The HABCOM gives the okay to open the airlock hatch. I acknowledge and proceed to open the hatch. Once, I got it opened and took my first step outside onto the platform I was amazed to see what a different world I had just emerged onto. I was just out here the day before and didn’t experience this same feeling. Wearing the helmet made it difficult to see my peripherals as well as added an extra challenge to breathing just because there was something directly in front of my face. Looking up past my immediate vicinity, as far out as I could see, existed this alien world of plains and hills of various shades of reds and browns. So there, I was the only person outside, on the surface, miniscule compared to hills surrounding me and the first thing I thought was “Hmm…my nose itches, bummer.” That would have to wait to be rectified after I got back in the hab and was able to get my helmet off for now, I was in a hostile environment that did not care if my nose itched. It was just there to try to kill me and I was there to best it.

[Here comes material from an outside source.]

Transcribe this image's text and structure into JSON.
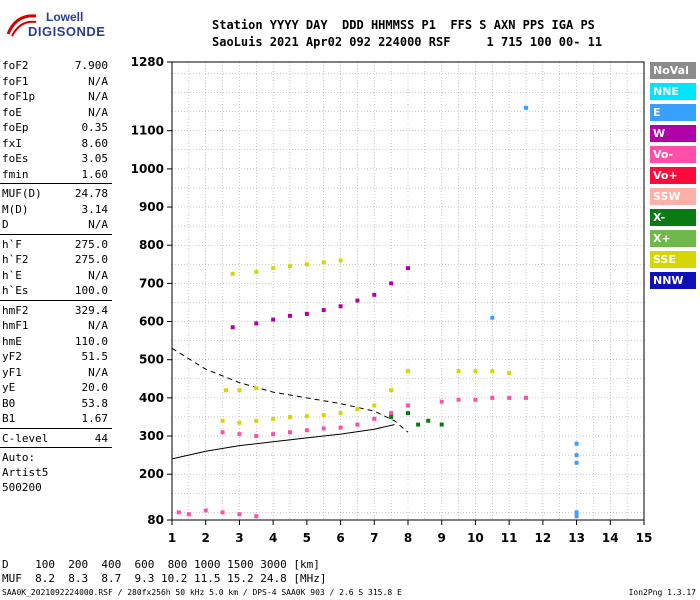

I radioed back to HABCOM and notified them that I had made a successful egress and that I would be heading toward my first equipment check. Walking long distances was not as difficult as I thought it would be in the suit but the unstableness of the ground beneath my boots did take a little getting used to. After checking of the fuel levels for the hab I turned my attention back toward the hab where the water system was located. Once I made it over to the water and confirmed that it was still there, you know, you never know there could be thieves on Mars, I hear that Curiosity is always looking for water; who knows what it’ll do with it once it finds it. So to be on the safe side, a daily check to make sure it’s still there should put our minds at ease. I recorded the levels so I could pass them on in my engineering report to Mission Support team later in the day. Once I confirmed all my tasks were complete, I radioed in to HABCOM to request permission to do a couple laps around the hab because of course an active Martian is a healthy Martian. Once done I headed back to the hatch and received permission to enter and begin pressurization of the airlock. While waiting for the inside hatch to open and going over the activities for EVA even though I knew I was in a hostile environment that could kill me at any point…it definitely felt like home.